The modified tax brackets aren’t the only changes for 2021. About 60 tax provisions were adjusted in the new year. A few highlights:

  • The standard deduction will rise slightly: For 2020, the standard deduction is $12,400 for single filers and people who are married filing separately. In 2021, it will rise by $150 to $12,550 for single taxpayers. For those who are married filing jointly, the standard deduction will rise by $300, from $24,800 in 2020 to $25,100 in 2021.
  • Some limited-income families can get an extra $68. The maximum Earned Income Tax Credit will increase in 2021 to $6,728, from $6,660 in 2020. You need at least three children to qualify for the maximum amount.

3 Tax Rules That Aren’t Changing in 2021

  • IRA contribution limits won’t change. The traditional IRA and Roth IRA contribution limits will remain at $6,000 for people under 50. The extra $1,000 “catch-up” contribution the IRS allows people 50 and older to make won’t change either. You can still fund your IRA for 2020 until tax day, which is May 17, 2021.
  • 401(k) contribution limits aren’t changing either: If you have an employer-sponsored tax-deferred retirement plan, like a 401(k) or 403(b), your maximum contribution is still $19,500 in 2021. The additional “catch-up” contribution workers ages 50 and older can make will also remain at $6,500.
  • There’s no limit on itemized deductions. The Tax Cuts and Jobs Act of 2017 suspended these limits.

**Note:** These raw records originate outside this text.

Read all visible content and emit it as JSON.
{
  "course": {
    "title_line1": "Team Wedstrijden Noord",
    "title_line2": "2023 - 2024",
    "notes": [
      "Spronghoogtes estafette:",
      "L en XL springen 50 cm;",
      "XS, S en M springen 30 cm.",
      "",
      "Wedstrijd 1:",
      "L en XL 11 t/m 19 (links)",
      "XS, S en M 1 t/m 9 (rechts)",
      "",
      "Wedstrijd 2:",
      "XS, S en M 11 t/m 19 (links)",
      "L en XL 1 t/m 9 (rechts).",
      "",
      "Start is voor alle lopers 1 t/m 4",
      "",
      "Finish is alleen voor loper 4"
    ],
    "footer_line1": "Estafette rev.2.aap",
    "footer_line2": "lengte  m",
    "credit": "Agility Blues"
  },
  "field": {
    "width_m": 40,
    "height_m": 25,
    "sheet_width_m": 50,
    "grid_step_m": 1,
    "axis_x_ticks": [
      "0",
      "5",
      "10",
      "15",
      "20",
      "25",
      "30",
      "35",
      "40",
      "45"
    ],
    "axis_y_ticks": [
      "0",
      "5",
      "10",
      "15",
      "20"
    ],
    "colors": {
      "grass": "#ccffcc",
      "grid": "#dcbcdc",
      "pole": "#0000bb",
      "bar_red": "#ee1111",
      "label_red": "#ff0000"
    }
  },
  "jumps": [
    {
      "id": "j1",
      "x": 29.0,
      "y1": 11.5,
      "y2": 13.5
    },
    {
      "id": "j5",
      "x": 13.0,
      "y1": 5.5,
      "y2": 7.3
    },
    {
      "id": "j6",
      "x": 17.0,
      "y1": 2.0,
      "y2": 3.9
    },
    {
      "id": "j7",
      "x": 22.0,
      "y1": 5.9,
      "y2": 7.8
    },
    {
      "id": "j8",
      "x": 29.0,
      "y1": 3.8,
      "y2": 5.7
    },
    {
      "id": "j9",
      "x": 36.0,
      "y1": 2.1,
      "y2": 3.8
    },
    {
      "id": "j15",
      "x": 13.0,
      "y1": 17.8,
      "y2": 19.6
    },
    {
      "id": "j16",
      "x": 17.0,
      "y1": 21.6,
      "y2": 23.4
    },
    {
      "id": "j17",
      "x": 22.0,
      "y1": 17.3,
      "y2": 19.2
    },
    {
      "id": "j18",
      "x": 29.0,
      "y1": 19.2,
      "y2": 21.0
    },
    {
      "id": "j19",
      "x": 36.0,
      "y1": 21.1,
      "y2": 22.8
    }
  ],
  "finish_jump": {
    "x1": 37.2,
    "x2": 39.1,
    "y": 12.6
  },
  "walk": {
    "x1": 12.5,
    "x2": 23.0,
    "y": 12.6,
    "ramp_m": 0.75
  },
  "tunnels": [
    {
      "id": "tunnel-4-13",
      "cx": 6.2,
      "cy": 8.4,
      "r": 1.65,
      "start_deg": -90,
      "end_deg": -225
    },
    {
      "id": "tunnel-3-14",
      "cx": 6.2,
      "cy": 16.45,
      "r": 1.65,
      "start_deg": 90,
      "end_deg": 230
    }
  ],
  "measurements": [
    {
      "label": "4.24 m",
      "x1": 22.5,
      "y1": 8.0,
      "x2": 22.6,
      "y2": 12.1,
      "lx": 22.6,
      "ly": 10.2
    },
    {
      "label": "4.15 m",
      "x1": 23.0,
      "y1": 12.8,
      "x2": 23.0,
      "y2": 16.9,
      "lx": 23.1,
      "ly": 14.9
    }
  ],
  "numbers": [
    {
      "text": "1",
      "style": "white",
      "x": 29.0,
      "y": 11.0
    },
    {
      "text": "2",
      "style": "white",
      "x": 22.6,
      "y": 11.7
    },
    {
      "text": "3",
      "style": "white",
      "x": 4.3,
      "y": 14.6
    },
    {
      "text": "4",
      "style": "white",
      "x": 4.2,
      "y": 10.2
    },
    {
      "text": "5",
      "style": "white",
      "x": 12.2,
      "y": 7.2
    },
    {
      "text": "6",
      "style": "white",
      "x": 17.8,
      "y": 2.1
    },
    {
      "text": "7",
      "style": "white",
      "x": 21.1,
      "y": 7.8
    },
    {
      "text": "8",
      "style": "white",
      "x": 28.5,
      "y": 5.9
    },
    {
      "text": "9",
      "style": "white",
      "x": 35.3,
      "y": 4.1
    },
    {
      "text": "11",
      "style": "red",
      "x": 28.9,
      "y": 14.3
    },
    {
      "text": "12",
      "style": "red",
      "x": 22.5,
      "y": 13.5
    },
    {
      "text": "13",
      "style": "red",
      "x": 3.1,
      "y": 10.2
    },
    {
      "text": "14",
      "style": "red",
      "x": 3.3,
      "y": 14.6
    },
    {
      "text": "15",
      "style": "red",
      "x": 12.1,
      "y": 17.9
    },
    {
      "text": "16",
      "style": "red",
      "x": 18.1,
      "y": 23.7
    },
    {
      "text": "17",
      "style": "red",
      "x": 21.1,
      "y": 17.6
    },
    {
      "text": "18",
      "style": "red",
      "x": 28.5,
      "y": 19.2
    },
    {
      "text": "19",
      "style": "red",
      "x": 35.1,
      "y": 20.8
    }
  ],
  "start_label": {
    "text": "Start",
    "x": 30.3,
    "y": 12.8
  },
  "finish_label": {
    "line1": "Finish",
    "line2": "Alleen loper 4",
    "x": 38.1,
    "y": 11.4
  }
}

Ready to Start Your 2021 Tax Prep?

If you’re ready to dive into your taxes, you can check out this comprehensive summary of 2021 tax changes courtesy of the IRS.

Even if you’re not ready to jump into 2021 tax planning mode just yet, keep in mind it’s a good time to check your tax withholdings and make adjustments if necessary. Just make sure you file your return or ask for an extension by the May 17 deadline. If you can’t afford your tax bill for 2020, it’s essential that you file a tax return anyway and ask for an IRS payment plan.